Industrie: Jugendliche treffsicherer auf die Berufswelt vorbereiten

IV-Präsident Sorger: Durch Fachkräftemangel und hohe Drop-out-Raten akuter Handlungsbedarf - Neues Berufsbild des "Counselors" schaffen

Wien (OTS) - (PdI) "Die Industrie will Jugendliche treffsicherer
auf die Berufswelt vorbereiten. Daher muss die Bildungs- und Berufsinformation als 'wesentlicher Anker für Jugendliche’ zielgerichteter werden und auf eine neue Basis gestellt werden. Im Zentrum soll ein neues Berufsbild eines Bildungs- und Berufsorientierungslehrers stehen", so der Präsident der Industriellenvereinigung (IV) Dr. Veit Sorger heute, Dienstag, bei einer gemeinsamen Pressekonferenz mit Unterrichtsministerin Claudia Schmied und den Präsidenten der Sozialpartner in Wien. Der IV-Präsident plädierte für die Standardisierung der Ausbildung der Personen, die unsere Jugend auf die Bildungs- und Berufswelt vorbereiten, sie in ihrer Berufswahl anleiten und ihre Potenziale und Neigungen richtig erkennen. Die Wahl des den Fähigkeiten entsprechenden Bildungswegs entscheidet wesentlich über die Berufschancen. Dabei müsse man "von ausschließlich punktuellen Maßnahmen mit kurzfristiger Wirkung im Berufsinformationsbereich abgehen", so Sorger.

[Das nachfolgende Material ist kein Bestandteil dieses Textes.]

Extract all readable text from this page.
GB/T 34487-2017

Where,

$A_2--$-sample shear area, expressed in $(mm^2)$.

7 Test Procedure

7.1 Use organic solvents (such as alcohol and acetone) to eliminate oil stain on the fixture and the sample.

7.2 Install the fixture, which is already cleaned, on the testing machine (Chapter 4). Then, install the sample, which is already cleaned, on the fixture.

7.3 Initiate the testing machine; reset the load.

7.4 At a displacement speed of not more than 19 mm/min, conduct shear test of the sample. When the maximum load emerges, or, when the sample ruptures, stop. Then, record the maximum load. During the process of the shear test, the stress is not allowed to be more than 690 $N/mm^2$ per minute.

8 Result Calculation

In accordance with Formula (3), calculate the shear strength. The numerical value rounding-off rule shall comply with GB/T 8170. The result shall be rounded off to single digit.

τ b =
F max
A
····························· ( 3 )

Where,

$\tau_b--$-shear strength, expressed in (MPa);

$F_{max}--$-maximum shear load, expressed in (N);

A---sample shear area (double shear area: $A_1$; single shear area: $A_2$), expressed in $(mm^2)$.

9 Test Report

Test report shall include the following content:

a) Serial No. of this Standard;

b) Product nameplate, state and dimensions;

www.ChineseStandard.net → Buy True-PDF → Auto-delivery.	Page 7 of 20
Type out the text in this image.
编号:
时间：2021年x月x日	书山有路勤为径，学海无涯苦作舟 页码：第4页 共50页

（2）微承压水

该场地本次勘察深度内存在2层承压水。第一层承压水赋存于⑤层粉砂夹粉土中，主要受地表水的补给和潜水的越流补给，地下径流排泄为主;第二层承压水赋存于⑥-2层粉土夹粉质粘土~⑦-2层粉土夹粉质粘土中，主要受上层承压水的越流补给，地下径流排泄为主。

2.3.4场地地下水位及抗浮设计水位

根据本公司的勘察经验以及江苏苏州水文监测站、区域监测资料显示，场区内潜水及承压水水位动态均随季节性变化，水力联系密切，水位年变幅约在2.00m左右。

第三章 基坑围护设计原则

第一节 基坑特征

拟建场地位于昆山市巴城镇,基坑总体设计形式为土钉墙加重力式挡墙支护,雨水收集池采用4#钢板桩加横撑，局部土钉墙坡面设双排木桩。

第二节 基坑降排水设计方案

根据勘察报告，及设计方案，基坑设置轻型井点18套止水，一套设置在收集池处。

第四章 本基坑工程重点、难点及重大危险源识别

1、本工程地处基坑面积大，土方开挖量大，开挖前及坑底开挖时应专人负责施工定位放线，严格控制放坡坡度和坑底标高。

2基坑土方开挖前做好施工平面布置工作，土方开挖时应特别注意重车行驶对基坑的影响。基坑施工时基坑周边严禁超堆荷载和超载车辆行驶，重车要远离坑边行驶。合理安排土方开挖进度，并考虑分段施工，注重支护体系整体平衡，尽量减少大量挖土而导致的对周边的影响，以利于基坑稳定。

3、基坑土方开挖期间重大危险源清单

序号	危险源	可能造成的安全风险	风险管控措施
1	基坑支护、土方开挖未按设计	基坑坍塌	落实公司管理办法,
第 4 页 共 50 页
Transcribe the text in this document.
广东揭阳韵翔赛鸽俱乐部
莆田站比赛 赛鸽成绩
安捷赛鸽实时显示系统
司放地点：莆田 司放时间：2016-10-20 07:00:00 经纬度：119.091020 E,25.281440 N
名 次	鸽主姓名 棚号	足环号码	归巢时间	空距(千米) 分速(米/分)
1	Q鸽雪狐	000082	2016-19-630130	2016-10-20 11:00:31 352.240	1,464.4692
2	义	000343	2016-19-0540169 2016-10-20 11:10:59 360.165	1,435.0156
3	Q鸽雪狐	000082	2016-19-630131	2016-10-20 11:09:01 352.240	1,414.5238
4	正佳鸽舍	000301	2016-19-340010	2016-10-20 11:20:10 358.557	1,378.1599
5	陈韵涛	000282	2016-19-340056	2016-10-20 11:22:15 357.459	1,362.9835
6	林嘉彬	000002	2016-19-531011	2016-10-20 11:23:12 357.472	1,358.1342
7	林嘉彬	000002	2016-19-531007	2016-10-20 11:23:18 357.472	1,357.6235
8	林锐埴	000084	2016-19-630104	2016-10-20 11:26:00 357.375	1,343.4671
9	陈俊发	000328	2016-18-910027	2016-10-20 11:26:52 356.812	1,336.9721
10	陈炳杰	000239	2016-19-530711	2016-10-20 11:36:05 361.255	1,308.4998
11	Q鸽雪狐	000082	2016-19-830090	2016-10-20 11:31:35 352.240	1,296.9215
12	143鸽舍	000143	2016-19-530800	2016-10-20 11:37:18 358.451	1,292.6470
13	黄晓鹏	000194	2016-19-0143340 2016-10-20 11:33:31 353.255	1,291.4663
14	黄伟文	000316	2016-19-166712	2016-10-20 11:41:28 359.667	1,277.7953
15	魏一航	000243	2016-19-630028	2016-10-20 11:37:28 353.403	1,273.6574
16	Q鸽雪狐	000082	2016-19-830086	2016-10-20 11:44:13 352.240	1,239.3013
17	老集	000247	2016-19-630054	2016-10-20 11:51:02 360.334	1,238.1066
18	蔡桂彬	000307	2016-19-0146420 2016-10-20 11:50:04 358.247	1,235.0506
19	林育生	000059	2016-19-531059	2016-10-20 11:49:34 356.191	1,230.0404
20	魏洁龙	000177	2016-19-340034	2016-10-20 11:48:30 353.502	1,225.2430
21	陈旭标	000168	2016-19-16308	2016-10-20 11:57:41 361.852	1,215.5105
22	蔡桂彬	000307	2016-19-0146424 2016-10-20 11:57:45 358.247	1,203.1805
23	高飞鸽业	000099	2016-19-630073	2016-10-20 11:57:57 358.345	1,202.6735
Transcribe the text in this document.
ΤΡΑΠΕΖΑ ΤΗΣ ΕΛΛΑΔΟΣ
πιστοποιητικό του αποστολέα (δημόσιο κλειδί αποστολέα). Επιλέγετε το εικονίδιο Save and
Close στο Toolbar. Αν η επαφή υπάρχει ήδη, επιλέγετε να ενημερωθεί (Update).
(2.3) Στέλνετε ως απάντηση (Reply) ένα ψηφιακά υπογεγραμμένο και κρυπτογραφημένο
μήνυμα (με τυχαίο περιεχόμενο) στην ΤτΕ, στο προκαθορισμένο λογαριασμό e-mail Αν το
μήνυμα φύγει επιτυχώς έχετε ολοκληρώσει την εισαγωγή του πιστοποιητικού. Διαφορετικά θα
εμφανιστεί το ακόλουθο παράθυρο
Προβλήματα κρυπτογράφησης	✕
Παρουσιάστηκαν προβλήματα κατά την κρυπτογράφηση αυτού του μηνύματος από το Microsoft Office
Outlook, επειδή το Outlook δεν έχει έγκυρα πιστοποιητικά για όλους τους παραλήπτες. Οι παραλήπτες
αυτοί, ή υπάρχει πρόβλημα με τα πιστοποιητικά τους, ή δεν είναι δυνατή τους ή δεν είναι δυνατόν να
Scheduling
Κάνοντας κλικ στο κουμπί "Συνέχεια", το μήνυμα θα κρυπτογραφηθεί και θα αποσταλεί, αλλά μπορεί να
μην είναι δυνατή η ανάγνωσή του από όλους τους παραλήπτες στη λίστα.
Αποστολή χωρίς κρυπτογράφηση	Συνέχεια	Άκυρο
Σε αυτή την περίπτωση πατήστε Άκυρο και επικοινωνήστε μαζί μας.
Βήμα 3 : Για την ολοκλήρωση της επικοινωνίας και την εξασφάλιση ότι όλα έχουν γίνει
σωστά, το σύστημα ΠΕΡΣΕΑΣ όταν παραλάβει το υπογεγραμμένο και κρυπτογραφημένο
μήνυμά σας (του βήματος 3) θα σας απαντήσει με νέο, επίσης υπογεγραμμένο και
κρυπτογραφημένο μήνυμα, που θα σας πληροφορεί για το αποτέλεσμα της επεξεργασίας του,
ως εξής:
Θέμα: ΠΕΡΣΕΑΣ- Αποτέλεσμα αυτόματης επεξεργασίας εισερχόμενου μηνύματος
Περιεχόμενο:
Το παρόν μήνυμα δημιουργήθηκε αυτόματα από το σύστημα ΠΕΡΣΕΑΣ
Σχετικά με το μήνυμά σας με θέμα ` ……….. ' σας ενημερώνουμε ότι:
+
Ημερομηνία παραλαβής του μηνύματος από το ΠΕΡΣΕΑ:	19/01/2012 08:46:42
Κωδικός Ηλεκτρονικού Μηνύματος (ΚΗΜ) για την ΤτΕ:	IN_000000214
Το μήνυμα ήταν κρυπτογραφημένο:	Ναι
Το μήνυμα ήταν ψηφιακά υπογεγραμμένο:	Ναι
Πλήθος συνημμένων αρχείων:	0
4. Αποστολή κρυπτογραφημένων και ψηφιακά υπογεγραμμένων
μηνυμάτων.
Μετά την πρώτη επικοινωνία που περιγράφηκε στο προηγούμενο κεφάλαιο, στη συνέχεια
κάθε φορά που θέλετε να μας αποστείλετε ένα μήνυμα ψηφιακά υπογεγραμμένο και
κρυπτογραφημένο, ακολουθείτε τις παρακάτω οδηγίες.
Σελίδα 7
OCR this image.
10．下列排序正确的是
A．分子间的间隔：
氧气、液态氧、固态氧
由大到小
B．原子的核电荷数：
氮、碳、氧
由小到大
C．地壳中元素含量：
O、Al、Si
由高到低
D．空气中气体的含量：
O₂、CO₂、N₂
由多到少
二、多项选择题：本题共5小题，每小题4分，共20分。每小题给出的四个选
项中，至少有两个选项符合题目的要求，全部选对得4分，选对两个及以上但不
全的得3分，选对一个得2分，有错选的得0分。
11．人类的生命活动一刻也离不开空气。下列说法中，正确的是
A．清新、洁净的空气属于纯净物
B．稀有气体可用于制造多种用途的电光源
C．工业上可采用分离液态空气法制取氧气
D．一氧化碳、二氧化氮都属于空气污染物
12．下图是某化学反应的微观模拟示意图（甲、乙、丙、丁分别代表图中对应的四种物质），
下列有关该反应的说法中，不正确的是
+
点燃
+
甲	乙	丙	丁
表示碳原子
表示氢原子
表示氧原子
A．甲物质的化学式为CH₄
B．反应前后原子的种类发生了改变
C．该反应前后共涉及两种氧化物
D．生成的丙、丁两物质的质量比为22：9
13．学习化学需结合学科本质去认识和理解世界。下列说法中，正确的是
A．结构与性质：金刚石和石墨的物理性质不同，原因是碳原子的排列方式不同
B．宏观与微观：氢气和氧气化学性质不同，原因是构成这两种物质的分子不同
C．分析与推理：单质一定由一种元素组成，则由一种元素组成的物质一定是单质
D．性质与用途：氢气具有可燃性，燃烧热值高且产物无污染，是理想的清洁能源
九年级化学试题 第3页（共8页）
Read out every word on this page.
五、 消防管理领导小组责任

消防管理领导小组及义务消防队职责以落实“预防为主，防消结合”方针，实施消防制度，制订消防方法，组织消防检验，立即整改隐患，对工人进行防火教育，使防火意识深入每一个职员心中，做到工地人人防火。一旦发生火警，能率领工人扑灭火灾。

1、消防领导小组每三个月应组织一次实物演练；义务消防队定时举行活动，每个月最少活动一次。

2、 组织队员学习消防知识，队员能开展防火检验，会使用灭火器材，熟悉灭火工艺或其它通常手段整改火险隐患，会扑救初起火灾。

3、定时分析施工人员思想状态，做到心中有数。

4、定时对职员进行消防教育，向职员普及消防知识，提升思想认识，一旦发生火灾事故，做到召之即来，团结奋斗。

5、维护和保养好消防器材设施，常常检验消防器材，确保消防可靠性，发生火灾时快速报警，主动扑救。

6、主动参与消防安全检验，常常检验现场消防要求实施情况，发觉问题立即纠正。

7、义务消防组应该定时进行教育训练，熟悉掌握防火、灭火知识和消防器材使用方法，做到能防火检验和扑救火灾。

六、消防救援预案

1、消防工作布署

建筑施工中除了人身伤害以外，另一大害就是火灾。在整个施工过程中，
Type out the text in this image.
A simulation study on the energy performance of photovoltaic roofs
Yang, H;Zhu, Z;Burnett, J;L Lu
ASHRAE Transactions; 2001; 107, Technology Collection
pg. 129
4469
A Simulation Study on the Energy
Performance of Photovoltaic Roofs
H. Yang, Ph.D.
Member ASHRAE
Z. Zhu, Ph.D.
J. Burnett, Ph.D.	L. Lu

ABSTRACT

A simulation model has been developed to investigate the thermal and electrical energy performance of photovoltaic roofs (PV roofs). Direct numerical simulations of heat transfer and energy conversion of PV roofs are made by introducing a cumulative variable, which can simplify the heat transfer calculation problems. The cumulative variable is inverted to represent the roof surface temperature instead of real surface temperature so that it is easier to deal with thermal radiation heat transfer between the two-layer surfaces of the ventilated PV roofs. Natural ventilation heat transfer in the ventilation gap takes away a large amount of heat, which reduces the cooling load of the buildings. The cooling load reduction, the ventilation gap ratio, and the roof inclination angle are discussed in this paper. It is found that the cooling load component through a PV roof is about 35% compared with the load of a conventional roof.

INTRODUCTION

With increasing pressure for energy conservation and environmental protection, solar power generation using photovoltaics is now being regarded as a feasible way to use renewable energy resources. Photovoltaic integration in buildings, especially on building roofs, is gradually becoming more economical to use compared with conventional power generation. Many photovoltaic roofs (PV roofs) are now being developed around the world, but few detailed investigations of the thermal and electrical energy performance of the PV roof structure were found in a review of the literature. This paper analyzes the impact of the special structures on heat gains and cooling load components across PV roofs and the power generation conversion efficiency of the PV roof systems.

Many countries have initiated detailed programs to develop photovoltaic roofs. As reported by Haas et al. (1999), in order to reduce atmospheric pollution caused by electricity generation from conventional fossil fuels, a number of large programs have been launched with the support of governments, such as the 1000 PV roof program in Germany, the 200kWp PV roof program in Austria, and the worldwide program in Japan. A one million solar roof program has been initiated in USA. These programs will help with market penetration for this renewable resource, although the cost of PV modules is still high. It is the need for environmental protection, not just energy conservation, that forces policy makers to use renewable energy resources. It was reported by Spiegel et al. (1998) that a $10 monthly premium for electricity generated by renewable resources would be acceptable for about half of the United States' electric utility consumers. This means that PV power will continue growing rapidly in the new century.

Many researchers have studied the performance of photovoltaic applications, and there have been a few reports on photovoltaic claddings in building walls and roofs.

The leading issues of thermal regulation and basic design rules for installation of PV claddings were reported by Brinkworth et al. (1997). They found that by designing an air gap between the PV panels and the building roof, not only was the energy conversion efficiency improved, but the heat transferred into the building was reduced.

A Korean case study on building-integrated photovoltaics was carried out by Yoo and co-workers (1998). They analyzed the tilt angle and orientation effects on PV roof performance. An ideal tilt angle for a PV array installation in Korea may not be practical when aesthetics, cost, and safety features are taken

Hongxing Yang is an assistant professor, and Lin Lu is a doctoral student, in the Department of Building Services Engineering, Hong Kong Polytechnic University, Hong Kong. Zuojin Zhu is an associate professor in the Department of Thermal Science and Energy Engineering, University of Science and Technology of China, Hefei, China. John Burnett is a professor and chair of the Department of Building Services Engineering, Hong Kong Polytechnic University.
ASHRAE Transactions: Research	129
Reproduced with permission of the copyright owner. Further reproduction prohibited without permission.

"Wir erleben gerade einen akuten Bedarf an Fachkräften, der weiter anhalten wird und nur in einem geringen Ausmaß durch Zuwanderung gelindert werden kann. Dazu kommt eine Drop-out-Rate an den Hochschulen von 40-60 Prozent. Daher besteht bei Hilfestellungen für Jugendliche bei der Bildungs- und Berufswahl akuter Handlungsbedarf", betonte der IV-Präsident. Durch das Fehlen der Treffsicherheit bei der richtigen Bildungs- und Berufswahl der Jugendlichen werde nicht nur Arbeitskräftepotenzial "unnötig vergeudet, sondern es ist dies auch eine Herausforderung für junge Persönlichkeiten", so IV-Präsident Sorger. Dies habe zwei Gründe: In der Schule hat der Bildungs- und Berufsorientierungsunterricht nach wie vor nicht jenen Stellenwert, der ihm zukommen sollte - er wird lediglich als "verbindliche Übung" in einem Ausmaß von rund einer Wochenstunde entweder fächerintegrativ oder als eigenes Fach unterrichtet. Weiters gibt es in Österreich, wie im Vergleich zu anderen europäischen Ländern - wie etwa den Niederlanden, Finnland, Dänemark oder der Schweiz - keine professionelle, standardisierte Ausbildung für Berater für Schul-, Bildungs- bzw. Berufsberatung, die das weite Feld der Bildungsinformation abdecken können.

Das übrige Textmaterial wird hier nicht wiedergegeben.